The first huge Cross River Rail tunnel boring machine (TBM) has headed underground beneath Brisbane, where it won’t emerge until late-2021.

Part of the Queensland Government’s $50 billion infrastructure pipeline over the next four years, the TBM will lay the foundations for a new rail line and more construction jobs, and only re-emerge later this year after it has finished tunnelling under the Brisbane River and CBD.

Acting Minister for Transport and Main Roads, Mark Ryan, who inspected TBM Else – named after trailblazing female engineer Else Shepherd AM – said she would now be moved into position underground in the Woolloongabba site’s station cavern to commence tunnelling later this month.

“2021 is the year of tunnelling for the transformational Cross River Rail project, and this milestone really marks the start of it,” Mr Ryan said.

“Thanks to the health response of Queenslanders, the Palaszczuk Government has been able to get on with the job of creating jobs and delivering our state’s COVID-19 economic recovery plan, which includes building Cross River Rail.

“More than 100 local companies and 40 workers have played a role in bringing these TBMs to life, part of the 2,400 people so far who have worked on Cross River Rail.

“The Palaszczuk Government is creating thousands of jobs in industries like construction as part of Cross River Rail, and another 23,600 jobs right across Queensland as part of our record $26.9 billion roads and transport program.

“After today, TBM Else won’t see the light of day until she emerges from the project’s northern portal at Normanby towards the end of the year.

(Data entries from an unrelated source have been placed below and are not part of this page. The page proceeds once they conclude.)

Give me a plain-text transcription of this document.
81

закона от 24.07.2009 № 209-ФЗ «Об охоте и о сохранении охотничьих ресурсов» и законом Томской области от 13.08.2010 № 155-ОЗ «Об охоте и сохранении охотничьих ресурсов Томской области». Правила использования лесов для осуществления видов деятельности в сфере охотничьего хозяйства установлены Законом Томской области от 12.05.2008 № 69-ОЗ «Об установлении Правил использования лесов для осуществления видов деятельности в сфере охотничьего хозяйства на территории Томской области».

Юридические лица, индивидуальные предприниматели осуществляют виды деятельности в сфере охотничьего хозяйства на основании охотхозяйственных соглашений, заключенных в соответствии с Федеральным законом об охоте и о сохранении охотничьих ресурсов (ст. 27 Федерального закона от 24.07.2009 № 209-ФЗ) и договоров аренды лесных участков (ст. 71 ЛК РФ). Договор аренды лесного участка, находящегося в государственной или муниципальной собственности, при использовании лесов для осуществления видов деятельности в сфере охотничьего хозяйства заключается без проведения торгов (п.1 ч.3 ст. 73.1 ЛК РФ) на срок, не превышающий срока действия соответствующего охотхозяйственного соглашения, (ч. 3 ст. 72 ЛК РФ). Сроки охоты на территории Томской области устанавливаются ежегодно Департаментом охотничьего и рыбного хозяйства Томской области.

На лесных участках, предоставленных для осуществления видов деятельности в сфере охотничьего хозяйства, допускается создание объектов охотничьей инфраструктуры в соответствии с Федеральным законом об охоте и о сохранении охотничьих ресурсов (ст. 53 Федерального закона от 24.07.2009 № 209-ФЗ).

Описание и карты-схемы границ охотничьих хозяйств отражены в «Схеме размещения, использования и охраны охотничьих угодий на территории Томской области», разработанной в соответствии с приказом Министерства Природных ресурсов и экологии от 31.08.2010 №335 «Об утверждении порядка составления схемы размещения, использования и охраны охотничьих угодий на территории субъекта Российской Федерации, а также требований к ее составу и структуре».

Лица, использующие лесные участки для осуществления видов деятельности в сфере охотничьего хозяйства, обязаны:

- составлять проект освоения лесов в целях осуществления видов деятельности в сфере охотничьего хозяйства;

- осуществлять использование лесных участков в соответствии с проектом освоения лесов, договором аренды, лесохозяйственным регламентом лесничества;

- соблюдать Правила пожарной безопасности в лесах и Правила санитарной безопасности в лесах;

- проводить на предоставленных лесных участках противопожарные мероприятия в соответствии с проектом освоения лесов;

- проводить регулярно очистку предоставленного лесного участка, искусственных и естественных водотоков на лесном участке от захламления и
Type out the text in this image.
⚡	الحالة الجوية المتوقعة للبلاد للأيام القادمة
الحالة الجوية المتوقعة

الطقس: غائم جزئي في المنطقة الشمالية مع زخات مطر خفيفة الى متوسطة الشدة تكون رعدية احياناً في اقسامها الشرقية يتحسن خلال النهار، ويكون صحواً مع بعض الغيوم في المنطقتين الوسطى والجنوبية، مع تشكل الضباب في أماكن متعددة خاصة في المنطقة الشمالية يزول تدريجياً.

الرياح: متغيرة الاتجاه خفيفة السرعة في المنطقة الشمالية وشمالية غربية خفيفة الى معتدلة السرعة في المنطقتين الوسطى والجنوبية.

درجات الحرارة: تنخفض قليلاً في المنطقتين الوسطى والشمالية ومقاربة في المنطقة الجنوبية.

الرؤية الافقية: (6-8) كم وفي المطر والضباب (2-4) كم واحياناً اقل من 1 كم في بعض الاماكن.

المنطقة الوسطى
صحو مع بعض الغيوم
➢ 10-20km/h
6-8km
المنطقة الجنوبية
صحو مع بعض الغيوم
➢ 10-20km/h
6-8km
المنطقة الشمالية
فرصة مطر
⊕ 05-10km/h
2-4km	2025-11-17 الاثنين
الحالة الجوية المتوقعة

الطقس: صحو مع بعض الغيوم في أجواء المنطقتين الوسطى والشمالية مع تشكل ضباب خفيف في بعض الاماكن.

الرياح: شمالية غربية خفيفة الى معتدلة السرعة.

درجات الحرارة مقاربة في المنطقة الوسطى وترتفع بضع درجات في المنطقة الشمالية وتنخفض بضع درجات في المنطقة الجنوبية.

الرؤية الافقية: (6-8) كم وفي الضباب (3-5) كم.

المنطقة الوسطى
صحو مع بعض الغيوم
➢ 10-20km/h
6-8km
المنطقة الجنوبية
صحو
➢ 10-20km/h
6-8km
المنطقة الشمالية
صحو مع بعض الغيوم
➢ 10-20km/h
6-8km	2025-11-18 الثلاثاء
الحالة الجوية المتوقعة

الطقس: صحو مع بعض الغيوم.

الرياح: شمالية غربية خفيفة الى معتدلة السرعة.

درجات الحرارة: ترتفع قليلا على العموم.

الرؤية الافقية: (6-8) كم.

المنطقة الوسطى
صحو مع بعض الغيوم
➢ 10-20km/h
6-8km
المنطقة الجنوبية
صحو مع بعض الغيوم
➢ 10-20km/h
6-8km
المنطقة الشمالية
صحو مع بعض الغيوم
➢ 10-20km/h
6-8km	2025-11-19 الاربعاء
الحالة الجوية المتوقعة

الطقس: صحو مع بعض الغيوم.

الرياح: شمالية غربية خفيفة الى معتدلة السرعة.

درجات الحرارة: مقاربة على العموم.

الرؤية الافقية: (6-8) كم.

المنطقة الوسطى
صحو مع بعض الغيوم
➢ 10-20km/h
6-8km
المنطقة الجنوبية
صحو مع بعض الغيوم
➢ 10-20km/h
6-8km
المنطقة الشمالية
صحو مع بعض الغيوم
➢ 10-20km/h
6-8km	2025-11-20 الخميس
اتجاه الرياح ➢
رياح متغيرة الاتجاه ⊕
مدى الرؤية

“Cross River Rail’s other 1,350-tonne mega machine – TBM Merle – will follow shortly after to ensure the project’s twin tunnels are completed before the year is out.”

Mr Ryan said a traditional indigenous ceremony was held to mark the significant milestone.

“The TBMs have one of the most crucial jobs of the entire project – excavating the bulk of Cross River Rail’s 5.9km of twin tunnels right under the Brisbane River and CBD,” Mr Ryan said.

“It is only fitting that we mark such an important occasion for the project, with the traditional owners’ ceremony intended to wish TBM Else and the tunnellers safe passage as they make their way underground.”

Mr Ryan said the TBMs would tunnel through 20-30m of hard rock a day, with a crew of up to 15 people working on them at any one time.

“From Woolloongabba, the TBMs will tunnel under the river and break through to Albert Street station at a depth of 31m in mid-2021 and continue to Roma Street before emerging at the project’s northern portal at Normanby,” Mr Ryan said.

“The TBMs will line the tunnel walls as they go with 25,000 massive precast concrete segments, weighing 4.2 tonnes each.”